Getting to the Truth about Detroit’s Bankruptcy

In late July, the Detroit Free Press decided to “truth squad” what it described as the nuggets of facts, pseudo-facts, observations, opinions and insights put forth from the national media and commentators of all stripes about the Detroit bankruptcy underway.  Right off, the hometown paper wanted to tackle “two misconceptions” often repeated the past several weeks: The domestic auto industry and Detroit are synonymous, and that bloated pension benefits pushed the Detroit budget into ruin.

Briefly put, the Free Press stated that the auto industry has not been connected financially to the city proper and its operations for decades.  And next, Detroit police and fire pension benefits are modest compared to other major cities such as Los Angeles and Kansas City, Mo.  The article goes on to talk about the complexity of Detroit’s current fiscal crisis concluding “What’s more accurate: Like the fall of Rome or the causes of the Civil War, it wasn’t any one thing but a long, multifaceted process at play.”

I returned to my old hometown area last summer and I’ve found surprising optimism when I network with alumni at my alma mater, Wayne State University – located in the heart of a thriving midtown area.  My own past experience with renewal in some formerly crime-ridden and decaying areas of Brooklyn also makes me see possibility where others see disaster.
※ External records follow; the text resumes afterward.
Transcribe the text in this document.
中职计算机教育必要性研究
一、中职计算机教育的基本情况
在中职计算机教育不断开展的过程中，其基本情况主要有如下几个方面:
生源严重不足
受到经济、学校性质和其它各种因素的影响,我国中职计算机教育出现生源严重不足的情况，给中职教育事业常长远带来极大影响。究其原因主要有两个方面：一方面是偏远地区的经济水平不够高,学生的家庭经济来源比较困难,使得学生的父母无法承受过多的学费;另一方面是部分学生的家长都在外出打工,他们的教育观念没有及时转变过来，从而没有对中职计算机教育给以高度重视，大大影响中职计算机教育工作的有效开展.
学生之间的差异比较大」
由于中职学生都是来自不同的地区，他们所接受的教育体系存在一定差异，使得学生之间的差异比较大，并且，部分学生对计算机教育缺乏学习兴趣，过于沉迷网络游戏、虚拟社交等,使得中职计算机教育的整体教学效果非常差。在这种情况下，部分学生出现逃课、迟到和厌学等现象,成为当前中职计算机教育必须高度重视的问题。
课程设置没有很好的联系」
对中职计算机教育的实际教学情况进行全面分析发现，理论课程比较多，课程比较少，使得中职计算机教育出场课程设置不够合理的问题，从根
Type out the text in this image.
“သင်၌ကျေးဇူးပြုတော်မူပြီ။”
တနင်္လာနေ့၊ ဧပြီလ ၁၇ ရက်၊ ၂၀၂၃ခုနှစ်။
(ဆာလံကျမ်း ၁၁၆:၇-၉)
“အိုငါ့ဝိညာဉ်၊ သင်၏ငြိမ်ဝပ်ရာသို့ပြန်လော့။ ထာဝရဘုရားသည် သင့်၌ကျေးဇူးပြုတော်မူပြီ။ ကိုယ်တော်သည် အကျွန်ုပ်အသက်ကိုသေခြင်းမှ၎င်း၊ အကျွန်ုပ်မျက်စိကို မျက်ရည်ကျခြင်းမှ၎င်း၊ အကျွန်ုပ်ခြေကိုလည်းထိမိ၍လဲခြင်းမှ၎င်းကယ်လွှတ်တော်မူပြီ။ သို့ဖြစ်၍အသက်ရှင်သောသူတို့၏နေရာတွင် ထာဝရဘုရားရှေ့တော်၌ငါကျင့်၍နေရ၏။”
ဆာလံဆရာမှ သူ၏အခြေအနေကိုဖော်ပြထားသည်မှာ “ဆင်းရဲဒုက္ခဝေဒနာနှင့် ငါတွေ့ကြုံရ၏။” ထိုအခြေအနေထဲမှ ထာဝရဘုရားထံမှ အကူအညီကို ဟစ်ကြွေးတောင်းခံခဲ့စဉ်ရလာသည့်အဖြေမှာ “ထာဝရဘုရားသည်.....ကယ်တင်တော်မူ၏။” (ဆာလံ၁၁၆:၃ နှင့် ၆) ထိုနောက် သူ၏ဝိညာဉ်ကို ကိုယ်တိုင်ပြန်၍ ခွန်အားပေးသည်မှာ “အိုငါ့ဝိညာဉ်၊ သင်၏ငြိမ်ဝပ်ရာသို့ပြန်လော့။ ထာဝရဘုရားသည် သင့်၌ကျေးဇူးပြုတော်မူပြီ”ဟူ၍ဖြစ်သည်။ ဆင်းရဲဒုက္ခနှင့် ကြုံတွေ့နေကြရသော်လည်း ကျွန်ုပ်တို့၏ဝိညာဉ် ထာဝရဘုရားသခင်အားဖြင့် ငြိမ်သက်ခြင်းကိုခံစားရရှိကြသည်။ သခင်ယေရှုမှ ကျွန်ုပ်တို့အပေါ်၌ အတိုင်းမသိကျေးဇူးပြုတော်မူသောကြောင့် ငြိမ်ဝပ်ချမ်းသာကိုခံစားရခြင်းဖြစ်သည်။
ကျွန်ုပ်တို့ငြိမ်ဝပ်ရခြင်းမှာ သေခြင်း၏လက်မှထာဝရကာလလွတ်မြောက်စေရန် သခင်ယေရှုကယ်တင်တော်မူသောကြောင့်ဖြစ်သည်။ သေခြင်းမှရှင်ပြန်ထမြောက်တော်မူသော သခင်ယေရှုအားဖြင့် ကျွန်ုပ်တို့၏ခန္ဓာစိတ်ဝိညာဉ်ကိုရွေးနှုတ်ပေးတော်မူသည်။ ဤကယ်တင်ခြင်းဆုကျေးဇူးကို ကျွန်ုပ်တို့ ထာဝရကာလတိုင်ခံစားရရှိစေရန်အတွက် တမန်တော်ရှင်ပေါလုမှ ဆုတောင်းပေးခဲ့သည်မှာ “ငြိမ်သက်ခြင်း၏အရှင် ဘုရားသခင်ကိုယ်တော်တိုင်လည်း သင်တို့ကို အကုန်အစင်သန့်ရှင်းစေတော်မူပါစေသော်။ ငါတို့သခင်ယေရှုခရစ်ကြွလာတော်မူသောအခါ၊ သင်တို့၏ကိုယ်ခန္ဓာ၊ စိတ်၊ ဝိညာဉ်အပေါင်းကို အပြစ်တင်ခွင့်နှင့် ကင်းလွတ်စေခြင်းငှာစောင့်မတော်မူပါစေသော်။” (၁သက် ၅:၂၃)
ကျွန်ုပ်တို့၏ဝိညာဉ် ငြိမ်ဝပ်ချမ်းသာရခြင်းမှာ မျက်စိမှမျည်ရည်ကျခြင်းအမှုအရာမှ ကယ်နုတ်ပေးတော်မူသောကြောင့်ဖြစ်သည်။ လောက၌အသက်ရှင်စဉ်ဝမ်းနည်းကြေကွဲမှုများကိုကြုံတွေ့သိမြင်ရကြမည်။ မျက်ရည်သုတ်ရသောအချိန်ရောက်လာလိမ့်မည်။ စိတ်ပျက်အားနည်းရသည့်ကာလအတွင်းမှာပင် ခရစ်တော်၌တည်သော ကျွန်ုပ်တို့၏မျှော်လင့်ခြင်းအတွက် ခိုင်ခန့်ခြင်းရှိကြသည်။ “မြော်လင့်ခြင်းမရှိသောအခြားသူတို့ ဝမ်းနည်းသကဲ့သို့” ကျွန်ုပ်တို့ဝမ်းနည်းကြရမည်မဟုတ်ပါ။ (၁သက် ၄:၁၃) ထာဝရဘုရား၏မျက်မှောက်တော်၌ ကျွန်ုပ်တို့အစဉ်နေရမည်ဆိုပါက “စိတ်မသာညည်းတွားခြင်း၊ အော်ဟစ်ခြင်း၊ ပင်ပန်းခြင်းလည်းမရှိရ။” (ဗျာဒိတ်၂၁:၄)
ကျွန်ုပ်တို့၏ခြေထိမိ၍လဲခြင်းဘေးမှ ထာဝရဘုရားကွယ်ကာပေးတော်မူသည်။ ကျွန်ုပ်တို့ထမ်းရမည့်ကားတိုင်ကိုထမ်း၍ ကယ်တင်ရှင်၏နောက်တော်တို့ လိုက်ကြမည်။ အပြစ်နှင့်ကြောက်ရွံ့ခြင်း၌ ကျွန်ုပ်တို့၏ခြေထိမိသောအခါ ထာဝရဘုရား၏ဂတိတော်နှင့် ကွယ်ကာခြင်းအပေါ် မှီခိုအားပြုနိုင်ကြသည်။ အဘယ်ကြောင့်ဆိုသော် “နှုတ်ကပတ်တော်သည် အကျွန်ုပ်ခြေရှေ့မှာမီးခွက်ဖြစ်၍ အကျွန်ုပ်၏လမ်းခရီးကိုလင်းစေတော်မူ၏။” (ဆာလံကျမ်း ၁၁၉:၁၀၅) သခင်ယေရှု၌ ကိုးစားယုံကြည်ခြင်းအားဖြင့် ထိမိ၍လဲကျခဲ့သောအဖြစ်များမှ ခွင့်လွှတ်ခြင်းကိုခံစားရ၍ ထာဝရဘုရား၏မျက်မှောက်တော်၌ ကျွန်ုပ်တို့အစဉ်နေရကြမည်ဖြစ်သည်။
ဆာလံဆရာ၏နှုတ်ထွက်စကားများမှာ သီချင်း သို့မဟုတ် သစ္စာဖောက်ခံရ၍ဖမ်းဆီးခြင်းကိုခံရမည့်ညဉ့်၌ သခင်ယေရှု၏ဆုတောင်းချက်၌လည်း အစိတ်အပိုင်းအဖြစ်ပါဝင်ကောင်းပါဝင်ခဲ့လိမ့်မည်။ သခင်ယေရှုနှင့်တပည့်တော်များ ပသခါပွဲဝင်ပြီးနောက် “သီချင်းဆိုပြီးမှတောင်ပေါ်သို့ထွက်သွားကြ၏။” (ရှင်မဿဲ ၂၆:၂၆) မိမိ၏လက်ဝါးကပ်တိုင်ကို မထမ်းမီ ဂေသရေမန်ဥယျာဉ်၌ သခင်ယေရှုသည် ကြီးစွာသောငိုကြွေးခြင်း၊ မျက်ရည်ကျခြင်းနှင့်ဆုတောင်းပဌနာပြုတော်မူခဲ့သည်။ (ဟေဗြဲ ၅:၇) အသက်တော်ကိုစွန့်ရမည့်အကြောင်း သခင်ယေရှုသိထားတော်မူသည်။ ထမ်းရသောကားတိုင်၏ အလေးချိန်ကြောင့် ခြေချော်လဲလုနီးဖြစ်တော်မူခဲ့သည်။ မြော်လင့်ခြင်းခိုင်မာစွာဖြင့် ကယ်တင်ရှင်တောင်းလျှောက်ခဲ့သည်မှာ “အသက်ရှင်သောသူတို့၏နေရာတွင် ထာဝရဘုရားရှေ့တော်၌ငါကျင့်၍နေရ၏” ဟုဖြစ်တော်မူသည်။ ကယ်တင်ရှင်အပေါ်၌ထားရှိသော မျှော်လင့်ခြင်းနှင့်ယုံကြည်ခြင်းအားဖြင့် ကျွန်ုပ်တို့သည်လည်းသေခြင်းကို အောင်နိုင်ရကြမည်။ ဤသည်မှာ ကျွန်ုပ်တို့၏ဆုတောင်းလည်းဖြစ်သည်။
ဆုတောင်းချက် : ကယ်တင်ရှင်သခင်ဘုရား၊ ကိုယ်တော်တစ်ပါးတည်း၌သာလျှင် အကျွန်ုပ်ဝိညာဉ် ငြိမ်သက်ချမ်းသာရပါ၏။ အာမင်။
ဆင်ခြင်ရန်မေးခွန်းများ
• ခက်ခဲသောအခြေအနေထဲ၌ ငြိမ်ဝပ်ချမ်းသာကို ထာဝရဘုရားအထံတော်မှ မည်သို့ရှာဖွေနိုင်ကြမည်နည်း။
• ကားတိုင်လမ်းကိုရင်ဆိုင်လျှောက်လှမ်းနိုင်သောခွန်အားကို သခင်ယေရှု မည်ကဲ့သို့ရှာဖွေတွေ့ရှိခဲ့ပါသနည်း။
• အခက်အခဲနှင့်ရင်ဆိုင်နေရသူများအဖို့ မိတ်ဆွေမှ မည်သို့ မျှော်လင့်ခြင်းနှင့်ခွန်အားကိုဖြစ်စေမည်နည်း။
Now a new book from the Brookings Institution Press also sounds an optimistic note on reviving our struggling urban centers across the country – The Metropolitan Revolution: How Cities and Metros are Fixing our Broken Politics and Fragile Economy by Jennifer Bradley and Bruce Katz.  In a recent interview on NPR, Katz echoed the sentiments of the Detroit Free Press that the revival has already begun and adds that it is actually part of a national trend

I hope readers will take a moment to follow both links above and get a clearer picture of my old hometown and see why I refuse to give up hope for the future!